Assessment of 18F-Florbetaben Whole-body PET for the Detection of Cardiac and Extracardiac Sites of Amyloid Deposits
Status:
Recruiting
Trial end date:
2021-12-31
Target enrollment:
Participant gender:
Summary
Although being classified as a rare disease, cardiac amyloidosis constitutes an increasing
cause of heart failure, which is often overlooked and thus poorly managed. Amyloidosis
involves deposits of light chain immunoglobulins in the immunoglobulin light chain
amyloidosis (AL) type, but it may also be of a hereditary type in mutated transthyretin
amyloidosis (ATTRm) or of a senile type in wildtype transthyretin forms (ATTRwt).
Myocardial biopsy remains a gold standard for definitive diagnosis but it is a traumatic
technique which only provides information on a limited number of sampled sites.
Useful but not fully specific signs of cardiac amyloidosis may also be provided by Magnetic
Resonance Imaging or MRI (delayed retention imaging) and echocardiography (longitudinal
strain pattern).
Notwithstanding the above, relatively specific markers of amyloid plaques are now available
in Positron Emission Tomography (PET). These markers are primarily fluorinated tracers which
have been developed for the diagnosis of Alzheimer's disease. Two of these have already been
the subject of feasibility studies in the setting of cardiac amyloidosis diagnosis, on a
maximum of 10 amyloidosis patients but with very favorable results.
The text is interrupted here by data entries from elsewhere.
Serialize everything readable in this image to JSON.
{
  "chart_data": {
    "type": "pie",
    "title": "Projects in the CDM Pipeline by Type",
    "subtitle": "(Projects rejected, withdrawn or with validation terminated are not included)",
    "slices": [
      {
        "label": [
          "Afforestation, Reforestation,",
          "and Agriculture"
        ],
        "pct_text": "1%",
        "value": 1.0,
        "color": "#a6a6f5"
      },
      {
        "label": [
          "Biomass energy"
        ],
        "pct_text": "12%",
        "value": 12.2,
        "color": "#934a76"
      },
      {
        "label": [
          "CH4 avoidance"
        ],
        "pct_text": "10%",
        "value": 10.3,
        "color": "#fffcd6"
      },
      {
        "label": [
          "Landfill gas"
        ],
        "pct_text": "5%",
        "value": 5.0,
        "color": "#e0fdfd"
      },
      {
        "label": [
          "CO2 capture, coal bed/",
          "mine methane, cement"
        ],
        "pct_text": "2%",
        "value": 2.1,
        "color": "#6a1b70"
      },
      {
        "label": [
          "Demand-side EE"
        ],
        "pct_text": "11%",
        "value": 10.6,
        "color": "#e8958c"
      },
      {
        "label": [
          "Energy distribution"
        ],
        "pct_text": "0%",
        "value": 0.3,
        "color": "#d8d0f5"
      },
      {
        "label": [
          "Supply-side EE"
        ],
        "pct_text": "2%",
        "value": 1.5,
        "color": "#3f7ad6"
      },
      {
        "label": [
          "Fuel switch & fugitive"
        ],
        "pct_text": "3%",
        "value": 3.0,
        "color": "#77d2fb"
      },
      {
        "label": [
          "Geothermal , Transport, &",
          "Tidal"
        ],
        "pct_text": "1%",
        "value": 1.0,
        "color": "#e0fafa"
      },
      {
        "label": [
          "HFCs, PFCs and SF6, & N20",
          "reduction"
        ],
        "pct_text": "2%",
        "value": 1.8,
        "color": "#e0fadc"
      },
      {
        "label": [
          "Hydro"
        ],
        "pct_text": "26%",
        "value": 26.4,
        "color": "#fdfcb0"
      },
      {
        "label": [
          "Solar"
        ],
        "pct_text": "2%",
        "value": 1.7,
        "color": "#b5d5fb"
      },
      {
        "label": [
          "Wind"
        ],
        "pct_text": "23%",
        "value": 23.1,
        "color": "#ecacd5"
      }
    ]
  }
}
The hypothesis is that one of these two tracers, Florbetaben labelled with
Fluorine-18-Florbetaben (18F-Florbetaben) used in the study, has sufficiently strong and
prolonged binding kinetics at the level of the amyloid plaques to allow: (i) achieving
whole-body PET recordings and thus, (ii) identifying not only cardiac amyloidosis but also
extracardiac binding sites, particularly those readily accessible to biopsy sampling. This
hypothesis has been strengthened by a recent case report illustrating the ability of
whole-body florbetaben-PET to image not only cardiac but also extra-cardiac sites of amyloid
deposits (Clin Nucl Med. 2017;42(1):50-3).